He watched her out of the corner of his eye, while saying gruffly, “I guess you have a job now and that’s only right.”
“And I didn’t when I came, and you helped me anyway,” she said. “You don’t know how much that meant to me.”
Niklas shrugged, picked up a hammer, started pounding on an iron bar that didn’t look like it needed pounding.
She knew that the gruffness, the dismissal, was only his manner. A side effect, perhaps, of the howling depression he’d once confessed to her was his curse. The outline of his shirt caught on the iron underneath, the tough cotton snagging on the metal ridges, the hang of the leather jacket deformed by the iron chest that squeezed him like a vise, as if a tighter cinching could drive out the poison. She remembered the shape of that rigid corset from when she’d tried to hug him goodbye. Old Ironsides, one of the boys had called him, trying to make an affectionate nickname for the man they worshiped.
But Niklas didn’t take to affectionate nicknames. And the name was never mentioned in his presence again.
The boy appeared in the doorway. “Hey miss, there’s a man says you’re gonna miss your train.” He shouted around Niklas’s banging, slipping his words in with the familiarity of practice. “He says if you don’t come quick there may not be a car when you get there, as some hoodlums looked int’rested in dismantlin’ it.” A grin showed what he thought of the driver’s worries.
Niklas did not stop pounding the iron bar with his hammer, though Jane turned again, said, “Thank you, Niklas. Thank you.”
There was maybe a half-nod in return.
“All right,” she said to the boy, pressing a coin into his hand. “You take care of him, right?” The boy nodded, his sharp chin bobbing, his knobbly fingers shutting tight around the coin.
Jane clutched the jar in her pocket. She hurried through the door of the workshop and out the gate, hurried into the impatient orbit of the worried driver, leaving the foundry of the ironskin behind.
*
Jane’s thoughts flew back and forth as the train clattered into the country station. First Helen and her new, utterly foreign society. The cruel rumors about Mr. Rochart and Dorie. Then—the paste might work, the paste might work. She could try it on Dorie the very next morning—starting with her hands.
As long as Dorie could touch iron without injury.
Iron was the only thing that stopped the fey. The rules had been hard to pin down—still were inconclusive—because the fey didn’t take well to capture, after all. Besides, the war had gotten so tied up with superstition, as soldiers draped themselves in lucky iron charms—it was hard to tell what did and didn’t work.
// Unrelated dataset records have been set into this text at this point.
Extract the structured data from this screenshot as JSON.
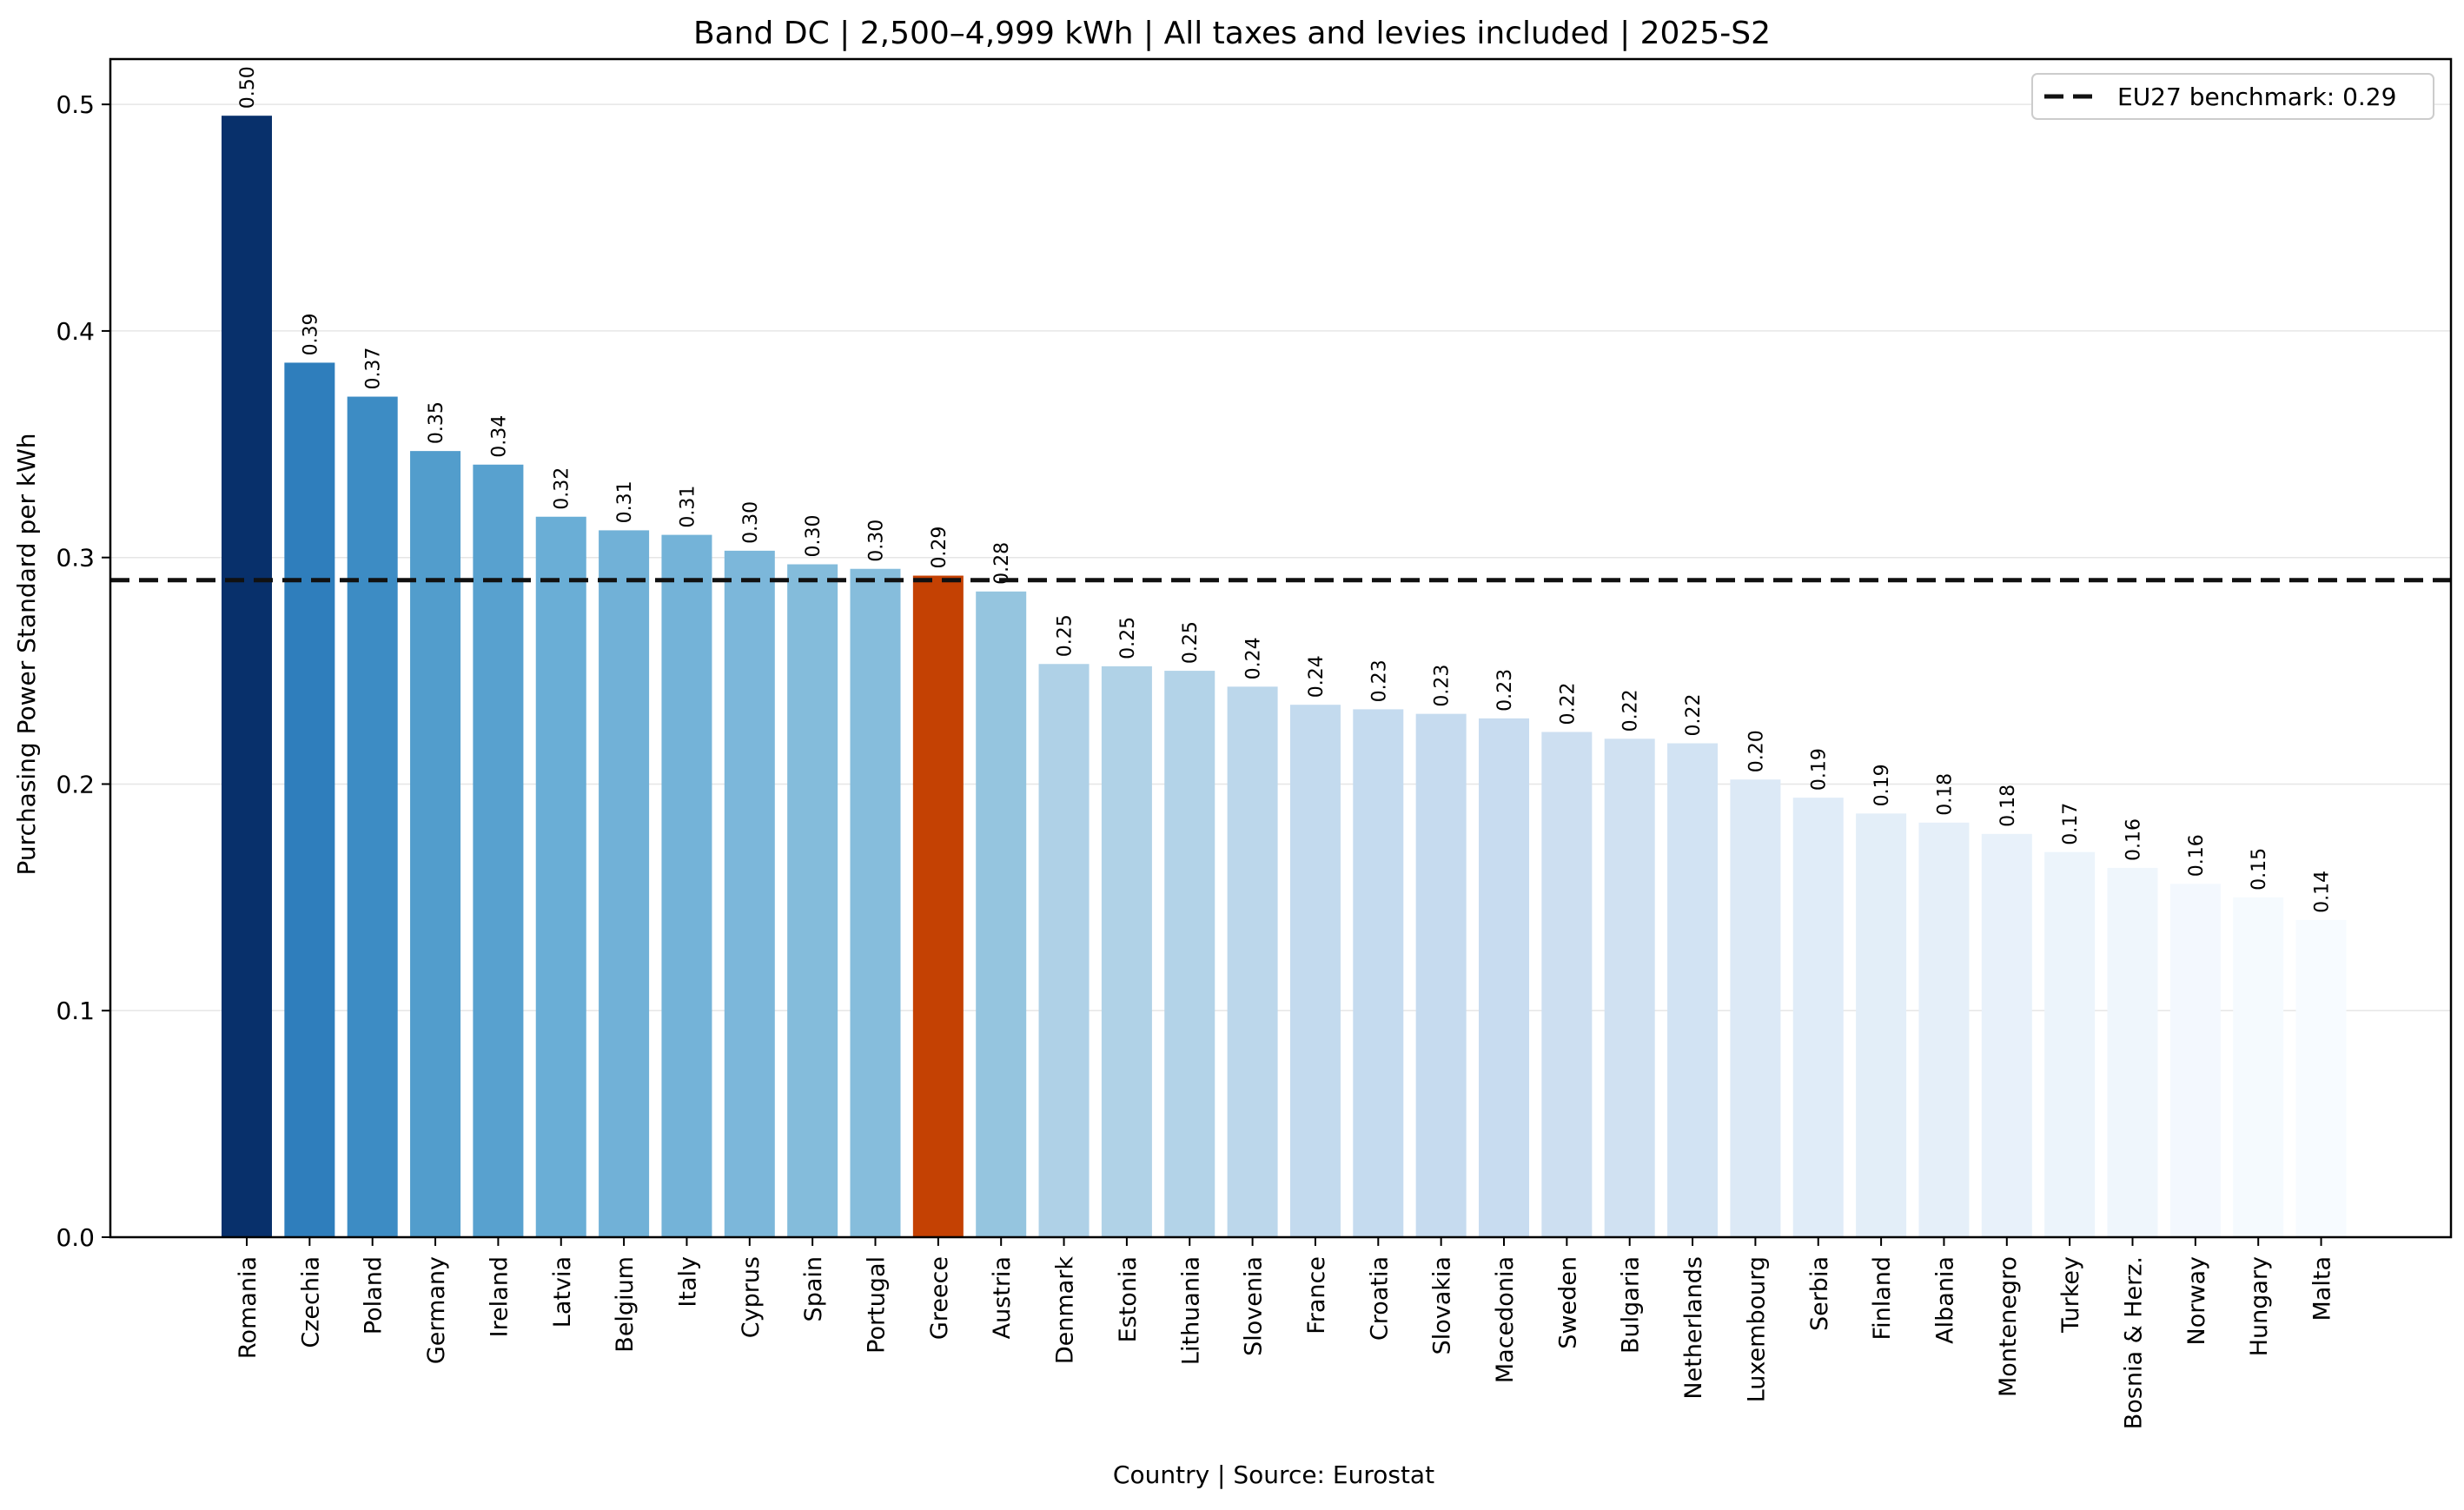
{
  "chart_data": {
    "type": "bar",
    "title": "Band DC | 2,500–4,999 kWh | All taxes and levies included | 2025-S2",
    "xlabel": "Country | Source: Eurostat",
    "ylabel": "Purchasing Power Standard per kWh",
    "ylim": [
      0,
      0.52
    ],
    "yticks": [
      0.0,
      0.1,
      0.2,
      0.3,
      0.4,
      0.5
    ],
    "ytick_labels": [
      "0.0",
      "0.1",
      "0.2",
      "0.3",
      "0.4",
      "0.5"
    ],
    "grid": "horizontal",
    "legend_position": "top-right",
    "categories": [
      "Romania",
      "Czechia",
      "Poland",
      "Germany",
      "Ireland",
      "Latvia",
      "Belgium",
      "Italy",
      "Cyprus",
      "Spain",
      "Portugal",
      "Greece",
      "Austria",
      "Denmark",
      "Estonia",
      "Lithuania",
      "Slovenia",
      "France",
      "Croatia",
      "Slovakia",
      "Macedonia",
      "Sweden",
      "Bulgaria",
      "Netherlands",
      "Luxembourg",
      "Serbia",
      "Finland",
      "Albania",
      "Montenegro",
      "Turkey",
      "Bosnia & Herz.",
      "Norway",
      "Hungary",
      "Malta"
    ],
    "values": [
      0.495,
      0.386,
      0.371,
      0.347,
      0.341,
      0.318,
      0.312,
      0.31,
      0.303,
      0.297,
      0.295,
      0.292,
      0.285,
      0.253,
      0.252,
      0.25,
      0.243,
      0.235,
      0.233,
      0.231,
      0.229,
      0.223,
      0.22,
      0.218,
      0.202,
      0.194,
      0.187,
      0.183,
      0.178,
      0.17,
      0.163,
      0.156,
      0.15,
      0.14
    ],
    "value_labels": [
      "0.50",
      "0.39",
      "0.37",
      "0.35",
      "0.34",
      "0.32",
      "0.31",
      "0.31",
      "0.30",
      "0.30",
      "0.30",
      "0.29",
      "0.28",
      "0.25",
      "0.25",
      "0.25",
      "0.24",
      "0.24",
      "0.23",
      "0.23",
      "0.23",
      "0.22",
      "0.22",
      "0.22",
      "0.20",
      "0.19",
      "0.19",
      "0.18",
      "0.18",
      "0.17",
      "0.16",
      "0.16",
      "0.15",
      "0.14"
    ],
    "colors": [
      "#08306b",
      "#2f7ebc",
      "#3d8cc4",
      "#529dcc",
      "#58a1cf",
      "#6aaed6",
      "#71b1d7",
      "#74b3d8",
      "#7cb7da",
      "#84bcdb",
      "#86bddc",
      "#c44103",
      "#95c5df",
      "#afd1e7",
      "#b0d2e7",
      "#b3d3e8",
      "#bcd7eb",
      "#c3daee",
      "#c5dbef",
      "#c6dbef",
      "#c8dcf0",
      "#cddff1",
      "#d0e1f2",
      "#d2e3f3",
      "#dce9f6",
      "#e0ecf8",
      "#e3eef8",
      "#e5eff9",
      "#e8f1fa",
      "#ecf4fb",
      "#eff6fc",
      "#f3f8fe",
      "#f5fafe",
      "#f7fbff"
    ],
    "highlight": "Greece",
    "reference_line": {
      "value": 0.29,
      "label": "EU27 benchmark: 0.29",
      "style": "dashed",
      "color": "#111111"
    }
  }
}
But one thing seemed pretty firm.
If a fey took over a dead body, that fey could be killed. An iron spike—a feyjabber—directly into an artery destroyed that fey forever.
Iron weakened fey, barred fey, wounded fey—it was why the iron mask on her cheek kept the fey curse from crossing the barrier and spilling out into the air, infecting others. If Dorie’s talent was similarly a foreign part of her, a fey parasite on a human host, so to speak—then it should work. But was Dorie more human … or more fey?
The train jerked to a stop and Jane disembarked, thinking of the exercises she would have Dorie try. With the tar in her bag, suddenly all the frustrations with Dorie seemed possible to overcome. New ideas, new methods, spilled through her mind, firing her with new energy. She was startled to see a tall shadow spill over her, to hear a voice near her ear.
“Ah, my little soldier is returned to fight by my side,” said Mr. Rochart. “Miss Eliot.”
“Sir,” she said, and she composed her suddenly trembling fingers by dint of shoving them in the wool coat’s patch pockets. Her heart seemed to leap at seeing him, but she reminded herself that that was merely her excitement over Dorie’s paste. The man was aggravating, with his hideous masks, his disappearing act, his Prime Ministers’ wives.
Even if his conversation was more intelligent and entertaining than anything she’d heard the whole week in the city.
He loomed over her, a tall figure in a coat just as worn as hers, she suddenly saw, powdered with more of that white dust that followed him in a fog. A button was loose—didn’t he have anyone to mend it? She was cross at herself for wanting to put it right. She was not allowed to be this relieved at returning home. Home? No. Returning to her job.
“You forget us for an entire week,” he said in a low, mocking voice. “I myself brave the moor and damn the last bluepack to fetch you at the station, and I merely rate a respectful ‘Sir?’ Oh, Jane, Jane.”
“In that you have the advantage of me,” she said demurely.